<< Home

Honduras

View Photo Gallery

September 2006

Subtitle-->

Crossing the border from Guatemala into Honduras was extremely simple. In fact, when we arrived at the border station in El Florido we almost didn’t recognize it as a border, it looked more like a collection of snack stands. The process was quick and painless, within about thirty minutes we were back in the car and driving toward the town of Copan Ruinas. Our first order of business was to find a place to stay, we found a waterpark of all places which let us camp in the large grassy parking lot. Included in the nominal camping fee was free access to the waterpark so we had fun playing on the waterslides since it was pretty hot. Our main reason for going to Copan Ruinas was to see the famous Mayan archeology site of Copan so we wasted no time and found ourselves exploring our first Mayan ruins the very next day after our arrival. The ruins were amazing with intricate and well preserved carvings. The most impressive things were the grand staircase and the fact that the entire site felt like it wasn’t even close to being fully uncovered yet. It will likely take a number of years to fully understand the depth and breadth of the ruins.

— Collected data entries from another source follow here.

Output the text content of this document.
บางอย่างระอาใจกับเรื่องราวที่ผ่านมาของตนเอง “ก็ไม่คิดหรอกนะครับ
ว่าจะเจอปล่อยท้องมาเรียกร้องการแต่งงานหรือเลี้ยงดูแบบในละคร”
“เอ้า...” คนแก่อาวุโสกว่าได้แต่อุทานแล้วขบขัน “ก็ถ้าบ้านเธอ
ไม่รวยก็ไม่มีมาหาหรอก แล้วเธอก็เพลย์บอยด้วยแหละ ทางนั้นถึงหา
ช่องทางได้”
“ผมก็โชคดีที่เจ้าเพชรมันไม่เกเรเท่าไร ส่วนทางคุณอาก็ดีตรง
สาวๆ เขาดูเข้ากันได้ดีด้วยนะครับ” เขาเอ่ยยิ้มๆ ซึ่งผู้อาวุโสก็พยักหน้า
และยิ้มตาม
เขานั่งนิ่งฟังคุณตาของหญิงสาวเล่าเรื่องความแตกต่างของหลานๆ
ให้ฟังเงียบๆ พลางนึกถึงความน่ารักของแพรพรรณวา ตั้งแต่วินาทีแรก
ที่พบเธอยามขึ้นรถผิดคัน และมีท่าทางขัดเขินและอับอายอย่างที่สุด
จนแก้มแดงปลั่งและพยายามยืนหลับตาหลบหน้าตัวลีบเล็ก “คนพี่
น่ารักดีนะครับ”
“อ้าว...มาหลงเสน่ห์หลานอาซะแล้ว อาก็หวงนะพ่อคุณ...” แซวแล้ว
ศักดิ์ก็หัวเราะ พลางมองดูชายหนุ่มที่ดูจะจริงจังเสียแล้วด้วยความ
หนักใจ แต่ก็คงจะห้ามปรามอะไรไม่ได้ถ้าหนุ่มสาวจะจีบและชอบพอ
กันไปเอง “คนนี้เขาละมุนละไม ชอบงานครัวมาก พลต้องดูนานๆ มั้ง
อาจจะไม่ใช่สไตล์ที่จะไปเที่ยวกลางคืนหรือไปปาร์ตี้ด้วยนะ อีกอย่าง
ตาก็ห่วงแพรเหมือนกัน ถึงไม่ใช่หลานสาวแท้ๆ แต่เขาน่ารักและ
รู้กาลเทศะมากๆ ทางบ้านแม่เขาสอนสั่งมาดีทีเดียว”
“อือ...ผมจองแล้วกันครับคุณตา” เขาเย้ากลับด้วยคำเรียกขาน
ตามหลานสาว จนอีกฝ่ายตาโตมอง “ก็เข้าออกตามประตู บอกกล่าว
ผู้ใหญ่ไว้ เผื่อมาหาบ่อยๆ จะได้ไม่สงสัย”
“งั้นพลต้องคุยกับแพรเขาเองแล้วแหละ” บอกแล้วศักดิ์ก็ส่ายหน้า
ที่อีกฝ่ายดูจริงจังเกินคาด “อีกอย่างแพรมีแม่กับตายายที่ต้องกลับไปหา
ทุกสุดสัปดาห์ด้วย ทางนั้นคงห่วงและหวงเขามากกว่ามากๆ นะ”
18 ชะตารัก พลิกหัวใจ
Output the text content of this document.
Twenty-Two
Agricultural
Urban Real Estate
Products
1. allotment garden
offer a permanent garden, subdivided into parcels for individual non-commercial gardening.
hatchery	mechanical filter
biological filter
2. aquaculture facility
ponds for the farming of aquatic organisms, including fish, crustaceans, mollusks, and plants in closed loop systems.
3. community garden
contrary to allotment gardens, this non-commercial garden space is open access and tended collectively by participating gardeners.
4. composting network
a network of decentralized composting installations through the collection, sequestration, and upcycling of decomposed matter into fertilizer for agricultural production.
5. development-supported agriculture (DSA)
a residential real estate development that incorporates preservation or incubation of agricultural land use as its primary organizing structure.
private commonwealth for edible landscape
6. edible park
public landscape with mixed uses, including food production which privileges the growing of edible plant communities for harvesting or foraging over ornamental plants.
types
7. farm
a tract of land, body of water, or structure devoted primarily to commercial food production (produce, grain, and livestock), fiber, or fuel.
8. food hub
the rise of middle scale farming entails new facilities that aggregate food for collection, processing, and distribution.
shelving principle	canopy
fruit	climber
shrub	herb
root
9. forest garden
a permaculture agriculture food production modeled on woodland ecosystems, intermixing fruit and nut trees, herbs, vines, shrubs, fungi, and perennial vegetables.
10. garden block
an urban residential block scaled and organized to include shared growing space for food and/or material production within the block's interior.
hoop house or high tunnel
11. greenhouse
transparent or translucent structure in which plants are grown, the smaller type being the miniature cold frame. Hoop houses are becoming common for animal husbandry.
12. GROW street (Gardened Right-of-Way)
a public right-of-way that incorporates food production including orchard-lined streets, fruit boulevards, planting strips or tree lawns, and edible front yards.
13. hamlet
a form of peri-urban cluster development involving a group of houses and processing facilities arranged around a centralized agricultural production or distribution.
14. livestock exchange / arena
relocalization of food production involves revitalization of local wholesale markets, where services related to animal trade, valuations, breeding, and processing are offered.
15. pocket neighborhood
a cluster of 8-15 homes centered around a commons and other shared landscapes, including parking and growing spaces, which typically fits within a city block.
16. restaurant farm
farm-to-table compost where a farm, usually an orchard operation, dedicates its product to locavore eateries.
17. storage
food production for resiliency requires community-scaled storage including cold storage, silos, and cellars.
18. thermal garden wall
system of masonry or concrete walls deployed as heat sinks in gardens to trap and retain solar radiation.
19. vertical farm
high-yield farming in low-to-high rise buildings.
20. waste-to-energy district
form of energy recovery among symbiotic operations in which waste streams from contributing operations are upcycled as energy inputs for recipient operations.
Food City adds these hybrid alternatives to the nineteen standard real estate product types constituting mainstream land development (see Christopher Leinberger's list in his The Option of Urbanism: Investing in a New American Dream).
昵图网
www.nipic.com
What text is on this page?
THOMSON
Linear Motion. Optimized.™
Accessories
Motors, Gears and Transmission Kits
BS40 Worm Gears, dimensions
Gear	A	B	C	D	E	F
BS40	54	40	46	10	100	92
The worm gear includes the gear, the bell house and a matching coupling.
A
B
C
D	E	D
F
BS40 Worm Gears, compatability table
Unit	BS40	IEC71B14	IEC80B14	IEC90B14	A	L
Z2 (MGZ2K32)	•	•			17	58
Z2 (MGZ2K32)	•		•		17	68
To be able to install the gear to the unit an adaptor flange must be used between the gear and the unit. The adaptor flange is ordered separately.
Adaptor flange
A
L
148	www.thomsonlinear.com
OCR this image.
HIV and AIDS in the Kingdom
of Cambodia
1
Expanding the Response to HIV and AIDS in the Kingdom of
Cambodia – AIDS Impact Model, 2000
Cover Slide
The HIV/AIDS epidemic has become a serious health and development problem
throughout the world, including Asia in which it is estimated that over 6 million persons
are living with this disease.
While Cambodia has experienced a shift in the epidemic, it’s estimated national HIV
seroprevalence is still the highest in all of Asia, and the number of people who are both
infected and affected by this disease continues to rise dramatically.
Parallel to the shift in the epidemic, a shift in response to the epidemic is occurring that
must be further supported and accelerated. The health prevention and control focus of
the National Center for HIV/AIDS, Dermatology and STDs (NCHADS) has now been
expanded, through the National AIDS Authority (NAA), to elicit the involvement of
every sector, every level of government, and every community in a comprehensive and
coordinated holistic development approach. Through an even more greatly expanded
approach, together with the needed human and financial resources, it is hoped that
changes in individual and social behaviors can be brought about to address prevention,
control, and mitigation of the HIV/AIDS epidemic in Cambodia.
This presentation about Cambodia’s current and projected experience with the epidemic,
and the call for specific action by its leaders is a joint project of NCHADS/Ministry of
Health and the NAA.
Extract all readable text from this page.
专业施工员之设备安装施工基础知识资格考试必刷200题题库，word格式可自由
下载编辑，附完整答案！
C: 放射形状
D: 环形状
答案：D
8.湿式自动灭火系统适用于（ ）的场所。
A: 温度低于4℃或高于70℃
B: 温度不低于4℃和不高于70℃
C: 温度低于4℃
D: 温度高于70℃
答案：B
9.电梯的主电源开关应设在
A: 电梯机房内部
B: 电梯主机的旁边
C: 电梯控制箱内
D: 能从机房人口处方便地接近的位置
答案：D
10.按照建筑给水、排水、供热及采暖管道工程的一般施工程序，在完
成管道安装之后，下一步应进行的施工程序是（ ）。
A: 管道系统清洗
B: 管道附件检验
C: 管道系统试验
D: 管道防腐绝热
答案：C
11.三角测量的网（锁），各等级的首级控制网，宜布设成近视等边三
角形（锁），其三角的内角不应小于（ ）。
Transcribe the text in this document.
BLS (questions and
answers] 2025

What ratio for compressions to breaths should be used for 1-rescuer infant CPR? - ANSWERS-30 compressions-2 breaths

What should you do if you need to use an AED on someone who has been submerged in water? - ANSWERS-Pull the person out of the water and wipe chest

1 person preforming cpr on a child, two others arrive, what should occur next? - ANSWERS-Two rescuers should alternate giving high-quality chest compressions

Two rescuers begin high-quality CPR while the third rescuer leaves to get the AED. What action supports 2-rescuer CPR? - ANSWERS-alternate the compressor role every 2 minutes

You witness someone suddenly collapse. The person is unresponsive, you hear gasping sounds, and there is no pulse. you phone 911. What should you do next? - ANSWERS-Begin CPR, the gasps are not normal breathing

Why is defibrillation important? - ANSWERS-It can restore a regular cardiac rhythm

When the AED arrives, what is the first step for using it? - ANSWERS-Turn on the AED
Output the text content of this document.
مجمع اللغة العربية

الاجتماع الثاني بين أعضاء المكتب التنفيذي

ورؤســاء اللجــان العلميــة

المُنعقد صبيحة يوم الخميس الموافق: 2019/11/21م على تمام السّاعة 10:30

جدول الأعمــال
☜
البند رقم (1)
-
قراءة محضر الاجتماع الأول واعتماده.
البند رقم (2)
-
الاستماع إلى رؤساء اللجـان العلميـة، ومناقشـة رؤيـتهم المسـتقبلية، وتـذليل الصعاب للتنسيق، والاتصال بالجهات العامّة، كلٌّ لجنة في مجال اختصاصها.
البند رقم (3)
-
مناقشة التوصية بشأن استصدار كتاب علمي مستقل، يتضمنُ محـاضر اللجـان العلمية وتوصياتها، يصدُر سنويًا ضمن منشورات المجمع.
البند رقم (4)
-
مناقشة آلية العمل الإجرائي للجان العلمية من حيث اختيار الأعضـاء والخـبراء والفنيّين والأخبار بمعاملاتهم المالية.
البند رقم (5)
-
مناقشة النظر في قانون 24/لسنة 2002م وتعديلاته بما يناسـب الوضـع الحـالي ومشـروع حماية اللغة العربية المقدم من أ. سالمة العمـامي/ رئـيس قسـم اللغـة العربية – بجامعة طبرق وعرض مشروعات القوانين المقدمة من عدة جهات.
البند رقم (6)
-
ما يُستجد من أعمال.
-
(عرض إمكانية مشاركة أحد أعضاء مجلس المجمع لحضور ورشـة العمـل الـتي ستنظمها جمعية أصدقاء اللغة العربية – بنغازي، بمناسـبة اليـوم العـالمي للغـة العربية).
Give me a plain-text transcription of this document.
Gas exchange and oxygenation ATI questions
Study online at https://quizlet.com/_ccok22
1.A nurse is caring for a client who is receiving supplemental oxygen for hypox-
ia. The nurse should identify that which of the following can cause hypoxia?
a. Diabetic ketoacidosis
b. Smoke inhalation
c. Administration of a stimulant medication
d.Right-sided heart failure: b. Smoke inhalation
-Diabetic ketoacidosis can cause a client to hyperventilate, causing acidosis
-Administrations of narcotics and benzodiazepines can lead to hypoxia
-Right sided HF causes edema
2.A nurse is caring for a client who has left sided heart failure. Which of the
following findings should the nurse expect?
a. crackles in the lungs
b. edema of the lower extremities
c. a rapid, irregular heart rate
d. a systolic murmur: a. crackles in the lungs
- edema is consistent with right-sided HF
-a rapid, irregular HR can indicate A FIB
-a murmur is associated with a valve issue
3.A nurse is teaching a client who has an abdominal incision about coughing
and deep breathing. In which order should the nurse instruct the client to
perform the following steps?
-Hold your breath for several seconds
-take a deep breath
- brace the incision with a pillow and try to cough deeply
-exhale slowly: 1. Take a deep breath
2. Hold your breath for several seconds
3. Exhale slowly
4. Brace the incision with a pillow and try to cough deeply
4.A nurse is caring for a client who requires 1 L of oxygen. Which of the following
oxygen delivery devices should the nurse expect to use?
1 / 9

The town of Copan Ruinas was a little bit touristy but nothing close to Panajachel. We found the resources available like laundry machines, internet access and banks to be quite nice. It was time to change the oil in the van so we took care of business and met a really nice family in the process. They told us that we had to go see the bay islands and the Caribbean side of the country so we decide to head to La Ceiba. The drive to the Caribbean coast was mellow with good roads and none of the sketchiness people had told us about. We had a bit of trouble finding a place to camp in La Ceiba but luckily met a nice American guy running a little out of the way hotel who rented us a room for really cheap since the hotel was technically closed. From La Ceiba, we checked out a way to go to the Bay Island of Utila with Bruce. We found a secure facility to leave the van at the harbor with round the clock HEAVILY armed guards. The boat ride out to Utila was not for the faint of heart. The twin diesel power cat did a steady twenty knots despite the fifteen foot ocean swells. Needless to say, Bruce loved it but many of the passengers were less enthused as they hung their green faces between their legs.

When we arrived on the island of Utila we were greeted by droves of twenty something year old dive masters trying to get us to come stay and dive with their particular dive outfit/hostel. The scuba diving on Utila must be some of the most affordable in the world with all of the competition and endless dive sites to explore. We settled on diving and crashing with Utila Dive Center who offered us such a smoking deal with a very solid and professional facility that we couldn’t refuse. In fact, we ended up getting our PADI advanced open water diver certification because it was actually just as cheap to get the additional certification as it would have been to do all of the required dives for fun. Bruce loved be the favorite dog with all of the locals and travelers as well as the subject of so much love and attention in a place where he could swim till his heart’s content. When we left the island for the mainland, we were ready for the next adventure and felt we had really lucked out by being able to dive so much and gain more skills and experience in such a beautiful place. As we pulled away from the harbor, we noticed two backpackers hitch hiking and decided to pick them up. After a brief conversation we found that our hitchhiking friend Omar (from Cozumel Mexico) and Jerone “G” (from Holland) were working their way to Nicaragua. Since we were headed in the same direction we offered them a ride, they accepted and so began a great journey through Honduras towards the Nicaraguan border. Our new friend Omar helped us talk our way out of a couple sticky situations with the Honduran police near the capital of Tegucigalpa and generally refine our Spanish and Police negotiation techniques.

Overall, we loved Honduras. The country is beautiful and incredibly diverse in geography, people and culture. Anyone that tells you Honduras is sketchy, most likely has only passed through a very small part of Honduras between El Salvador and Nicaragua. We spent our last night in Honduras near the Nicaraguan border in a super nice hotel called the Hotel Barcelona which offered very nice rooms for only 15 dollars per night. We traveled all over the country and only got harassed in a small little area. If you like to scuba dive, we cannot emphasize Utila enough.